You loose some aperture, but you gain a more versatile lens which according to many reviews is unsurpassed in IQ. I used it last year in june, and I loved it (unfortunately just for loan, but one day it will be mine.... which is the same time I am selling my 24-105), but I am on the other side not qualified to make statements as to whether it is so and so good. I have the 50 1.4, and it is less than a year and a half old, and it has already been to the shop for repair because of the AF. The Sigma is great and I love it, although I am getting a strange greenish cast of some of the shots I took in studio with it, so I will have to figure out if it is my fault, the strobes and a flare issue, or if it is the lens before I can recomend it.


----------



## distant.star (Jan 29, 2013)

.

I guess it's easy to toss out a question like this and see what kind of fish flop into your boat. But your question raises more questions than can possibly be answered.

You say you want a lens for "street photography" AND portraits. Then you throw in "larger compositions." Larger than what?

The term "street photography" is now so nebulous that it means virtually nothing. If you're planning to do "old masters" style street photography (candid people in public places interacting with one another and the physical world) then you'll have no choice. The 35mm is what you'll get. If by "street photography" you mean typical tourist pictures -- buildings, crowds of people, monuments, etc. then the 24-70 is the clear choice.

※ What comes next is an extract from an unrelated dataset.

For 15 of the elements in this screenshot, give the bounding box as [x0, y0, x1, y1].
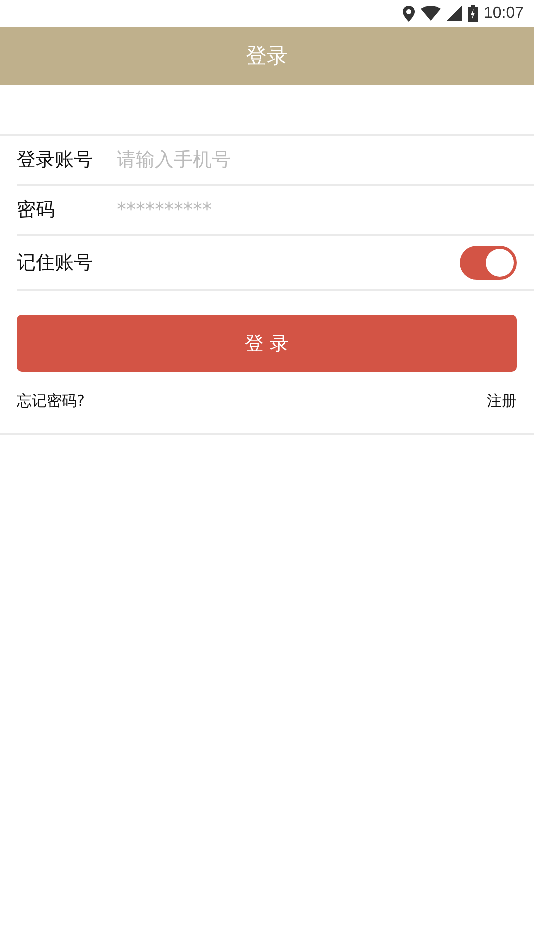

The classic portrait lens on a 35mm camera has been typically 85mm to 135mm. If you plan to do classic portraiture, then none of those lens choices are appropriate. If you mean something else by "portrait," then you'll have to better define what you mean.

You mention "image quality," but again you don't say what that means to you. Pinpoint focusing? Bokeh characteristics you want? Color renditions? Distortions? Vignetting? Only you know what that means to you.

Finally, there is such a wide price differential in those lenses, I'm puzzled by the cavalier nature of it. The Canon 50 is in the $350 to $400 range. The Sigma is at $900 and then you jump to $2200 for the 24-70. You can get five of the 50mm lenses for the price of one 24-70.

Seems to me you need to answer some questions before you start asking questions.


----------